I attended the MRSC 2009 conference, taking place at the Zuse institute in Berlin. Some impressions:
- The conference claims to be a “many-core and reconfigurable supercomputing conference”. In fact, it was more about FPGA-based hardware accelerators than about many-core technologies. The mixture of industry and academia talsk was quite interesting. And the catering was really good
- Prof. Reinefeld, the host of the conference, gave some nice introduction about his interest in FPGA accelerators. One of the main reasons is power consumption – the ZIB facilities increased their power consumption from around 90 kW in 1997, over 260 kW in 2002, to meanwhile 660 kW in 2008. He also told us that roughly 40% of the power consumption today accounts for cooling only. Specialized FPGA accelerators could allow to keep the speedup pace AND reduce the power consumption significantly.
- I learned that FPGA boards have some general properties that are relevant for their programming. They have a comparatively low frequency (hundreds of MHz), can support tailored data types very well (if programmed accordingly), and normally provide thousands of ‘cores’ in a SIMD-like fashion. FPGA mostly have a memory bandwidth problem, meaning that they produce the results too fast to put them away in time. All algorithms simply run in pure hardware. The latest (very impressive) trend are FPGA’s that fit into a standard X86 CPU socket. The FPGA tool vendor provides a FSB or HyperTransport implementation, which allows you to add a spezialized CPU with full RAM access to your SMP system.
- All speakers agreed that standard n-core processors, FPGA’s, and GPU’s all have their right to exist. Standard processors are best in control-flow and sequential activities, GPU’s are perfect for floating point work, and FPGA’s are well-suited for the optimized processing of application-specific data types.
- Since I am a fan of standardization, the according activities OpenFPGA and OpenAccelerator must be mentioned.

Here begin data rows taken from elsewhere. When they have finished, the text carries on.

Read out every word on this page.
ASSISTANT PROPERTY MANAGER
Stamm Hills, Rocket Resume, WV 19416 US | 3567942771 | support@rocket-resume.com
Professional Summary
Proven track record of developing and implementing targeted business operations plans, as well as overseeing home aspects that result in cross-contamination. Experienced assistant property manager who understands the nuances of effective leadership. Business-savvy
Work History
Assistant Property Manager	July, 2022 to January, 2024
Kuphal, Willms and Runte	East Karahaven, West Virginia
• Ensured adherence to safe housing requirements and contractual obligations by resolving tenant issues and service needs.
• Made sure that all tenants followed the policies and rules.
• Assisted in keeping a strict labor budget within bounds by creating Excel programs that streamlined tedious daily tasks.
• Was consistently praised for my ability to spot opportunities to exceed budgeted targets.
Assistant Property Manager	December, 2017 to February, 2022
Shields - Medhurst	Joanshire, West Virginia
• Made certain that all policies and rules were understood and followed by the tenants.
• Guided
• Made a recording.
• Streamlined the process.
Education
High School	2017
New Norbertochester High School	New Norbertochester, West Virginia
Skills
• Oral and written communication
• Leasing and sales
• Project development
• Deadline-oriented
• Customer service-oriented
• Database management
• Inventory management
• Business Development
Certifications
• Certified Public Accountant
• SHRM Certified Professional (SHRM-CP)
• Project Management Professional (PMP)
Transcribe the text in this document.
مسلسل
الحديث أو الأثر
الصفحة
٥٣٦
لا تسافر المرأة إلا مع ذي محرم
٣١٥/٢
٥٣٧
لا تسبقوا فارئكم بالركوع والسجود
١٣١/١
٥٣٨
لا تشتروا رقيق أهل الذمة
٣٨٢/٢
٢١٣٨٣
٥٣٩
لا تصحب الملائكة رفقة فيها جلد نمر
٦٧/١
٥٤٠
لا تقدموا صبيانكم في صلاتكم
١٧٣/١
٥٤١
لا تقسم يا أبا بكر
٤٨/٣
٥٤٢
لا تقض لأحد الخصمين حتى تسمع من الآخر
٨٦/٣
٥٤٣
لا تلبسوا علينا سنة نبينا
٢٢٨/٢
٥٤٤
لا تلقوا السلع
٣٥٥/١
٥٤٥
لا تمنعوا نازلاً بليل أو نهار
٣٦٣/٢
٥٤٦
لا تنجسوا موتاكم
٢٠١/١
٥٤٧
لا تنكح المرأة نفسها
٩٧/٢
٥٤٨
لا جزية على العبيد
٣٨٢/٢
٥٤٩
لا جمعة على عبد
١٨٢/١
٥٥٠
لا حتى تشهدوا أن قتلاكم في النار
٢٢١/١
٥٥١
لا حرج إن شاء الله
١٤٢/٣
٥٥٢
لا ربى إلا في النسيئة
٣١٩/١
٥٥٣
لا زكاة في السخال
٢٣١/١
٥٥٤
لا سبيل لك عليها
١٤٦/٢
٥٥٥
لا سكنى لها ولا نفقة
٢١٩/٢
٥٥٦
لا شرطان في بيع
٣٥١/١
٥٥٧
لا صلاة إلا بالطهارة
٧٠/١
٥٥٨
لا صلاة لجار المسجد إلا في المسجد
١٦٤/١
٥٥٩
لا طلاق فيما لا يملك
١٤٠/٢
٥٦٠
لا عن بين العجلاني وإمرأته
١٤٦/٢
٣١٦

- Martin Herbordt gave a nice talk about the advantages of FPGA acceleration. I found the slides in a 2006 version. He explained programming models for FPGA, showing that according applications need heavy restructuring, and that performance is highly sensitive to implementation quality – even more than with MPP programming. His presentation showed that the tailoring of FPGA’s can bring fast implementations things that would be hard on a standard processor (e.g. random number generation or coordinate transformation). This doesn’t come for free, FPGA-enabled algorithms need to fit to the ‘vector-like’ architecture. Stream processing through a series of ALU’s seems to be one favourite approach. He explained an example were BLAST (an indexing problem) was accelerated by changing it to a streaming problem.
- Phillip Maar from University of Potsdam presented a combined solution to design multiprocessor system-on-chip (MPSoC) solutions. They take a C program and first parallelize it automatically by clan partitioning to a MPI application (yes, this was the weak part). In the next step, they perform a functional cycle-accurate simulation of this program to design an optimal FPGA layout. In order to bring the MPI program logic to the chip, they created a hardware version of an MPI subset (SocMPI).
- CAPS presented the HMPP workbench, which allows to parallelize C and Fortran software by preprocessor directives. The most interesting aspect is the support for hybrid systems with GPU’s, FPGA’s, multiple cores and other execution engines. The software has the concept of “codelets”, which are functions to be executed in a remote device or specialized core. The source code always remains independent from the target accelerator.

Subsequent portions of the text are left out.